8 FEB, 2023

Regex, huh?

Regular expressions, usually shorted to regex or re, are a fantastic way to search for patterns of text amongst other text. There are a multitude of ways to configure the search pattern, and several neat little tricks that make them significantly more useful than just another way of doing 'Find & Replace.'

I will be using Python for my examples

The basics

A search pattern is applied to some other text. The pattern consists of some arrangement of text characters and symbols, which do not always literally mean themselves. The other text is usually somewhat unknown, which some patterns within it that are known.

An example search pattern could be:

r"Hello, world!"

This will exactly match the literal text Hello, world!. We can do so much better than that though! What if we need to match some variable bit of text? Say, a year: four numbers in a row, between zero and nine to be inclusive and 'future-proof.'

r"[0-9]{4}"

r" " Encloses a regex string in Python
[ ] Encloses a list of characters, where only one is matched
0-9 The text characters between 0 and 9
{ } Encloses the number of times to match the preceding thing
4 Match four times

That seems pretty straightforward, and it only gets cooler from here! The one challenge with regular expressions is that whitespace (spaces, new lines) are treated as themselves, which would change the search pattern. Hence, search patterns are usually dense lines of characters and symbols, which is why it's super important to break them apart yourself when you're trying to make / understand them. That being said, let's look at a more complex example:

r"^\$title = \"(.*)\";

r" " Encloses a regex string in Python
^ Matches the start of the text to be searched*
\$ Matches the literal character $
title =  Matches the literal text title = 
\" Matches the literal character "
( ) Encloses a subgroup of things to match
. Matches one of any character
* Matches the preceding thing any number of times
; Mathces the literal character ;

* Or the start of a new line within the text, depending on the options used to match

You may note a few backslash \ symbols in this one - they are used to match the following character literally, instead of using its special meaning (as by default)

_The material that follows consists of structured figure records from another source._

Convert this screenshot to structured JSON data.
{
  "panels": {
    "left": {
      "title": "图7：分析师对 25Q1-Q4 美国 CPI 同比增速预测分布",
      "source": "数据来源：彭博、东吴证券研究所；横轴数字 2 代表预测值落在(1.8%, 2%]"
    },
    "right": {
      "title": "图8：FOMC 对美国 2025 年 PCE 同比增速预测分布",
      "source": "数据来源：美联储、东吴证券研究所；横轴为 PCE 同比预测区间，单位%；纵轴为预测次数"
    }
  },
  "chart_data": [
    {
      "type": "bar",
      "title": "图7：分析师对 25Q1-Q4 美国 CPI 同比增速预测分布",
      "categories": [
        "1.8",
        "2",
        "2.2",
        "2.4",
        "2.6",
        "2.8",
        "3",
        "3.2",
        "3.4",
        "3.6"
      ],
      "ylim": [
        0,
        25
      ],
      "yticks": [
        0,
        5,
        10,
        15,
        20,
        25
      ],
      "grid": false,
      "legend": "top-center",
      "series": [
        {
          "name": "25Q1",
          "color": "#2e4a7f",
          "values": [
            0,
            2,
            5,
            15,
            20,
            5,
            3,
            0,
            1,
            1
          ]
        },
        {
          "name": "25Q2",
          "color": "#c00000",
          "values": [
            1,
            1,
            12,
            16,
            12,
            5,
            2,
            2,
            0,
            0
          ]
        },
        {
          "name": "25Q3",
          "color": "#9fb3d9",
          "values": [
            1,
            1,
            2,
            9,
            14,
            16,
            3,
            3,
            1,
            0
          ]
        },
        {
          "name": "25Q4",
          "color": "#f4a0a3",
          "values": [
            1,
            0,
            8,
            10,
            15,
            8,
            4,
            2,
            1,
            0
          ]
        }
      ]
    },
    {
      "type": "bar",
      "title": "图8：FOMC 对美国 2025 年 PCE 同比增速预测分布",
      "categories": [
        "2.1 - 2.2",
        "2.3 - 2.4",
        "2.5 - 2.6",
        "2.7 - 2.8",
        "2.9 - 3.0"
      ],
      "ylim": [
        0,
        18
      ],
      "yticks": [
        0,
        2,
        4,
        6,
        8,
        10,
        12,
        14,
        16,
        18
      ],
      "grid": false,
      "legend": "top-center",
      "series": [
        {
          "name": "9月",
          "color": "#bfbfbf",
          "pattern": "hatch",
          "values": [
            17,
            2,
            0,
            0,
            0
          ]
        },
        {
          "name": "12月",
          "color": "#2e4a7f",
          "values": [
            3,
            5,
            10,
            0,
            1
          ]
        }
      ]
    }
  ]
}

This example will search through and match something like $title = "Regex, huh?";. I also used the parenthesis to denote a subgroup - this can be extracted separately!

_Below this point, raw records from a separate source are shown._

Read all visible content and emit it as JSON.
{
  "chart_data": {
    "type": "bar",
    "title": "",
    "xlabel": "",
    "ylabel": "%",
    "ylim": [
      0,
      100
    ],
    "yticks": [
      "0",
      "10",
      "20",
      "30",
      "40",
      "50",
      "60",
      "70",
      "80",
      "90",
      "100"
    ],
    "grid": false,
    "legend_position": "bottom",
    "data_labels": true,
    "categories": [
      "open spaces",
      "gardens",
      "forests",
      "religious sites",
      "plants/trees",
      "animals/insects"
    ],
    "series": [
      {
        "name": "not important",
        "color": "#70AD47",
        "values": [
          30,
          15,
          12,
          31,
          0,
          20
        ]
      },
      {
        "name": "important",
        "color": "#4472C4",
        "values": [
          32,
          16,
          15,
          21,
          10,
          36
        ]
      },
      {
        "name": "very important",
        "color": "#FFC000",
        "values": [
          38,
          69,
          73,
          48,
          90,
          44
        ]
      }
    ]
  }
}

> re.search(r"^\$title = \"(.*)\";", content).group(0)
'$title = "Regex, huh?";'

> re.search(r"^\$title = \"(.*)\";", content).group(1)
'Regex, huh?'
	

What next?

The best part of regular expressions is that all of this functionality can be infinitely configured by combining each technique together. You can even exclude certain things from being matched within your search pattern, like fetching all the pages of a website except for the index. Anyway, this is the part where you go and learn more for yourself

If you're curious about that whole exclusion thing, here's a sample:

r"^(?!index)(.*)\.php"

r" " Encloses a regex string in Python
^ Matches the start of the text to be searched
( ) Encloses a subgroup of things to match
? The 'lookahead' marker*
! Inverts or negates the preceding symbol^
index The literal characters index
\.php The literal characters .php

* Needs a determining symbol to follow it

^ Combined with ? this becomes a 'negative lookahead' i.e. "don't match this even though it otherwise would"

Tools to help

The best resource for figuring things out is the documentation for your package or programming language. The next best resource is regex101.com. It gives a validator and checker for all common regex specifications as used by popular languages, as well as a neat breakdown with detailed descriptions of what each character in the search patter means.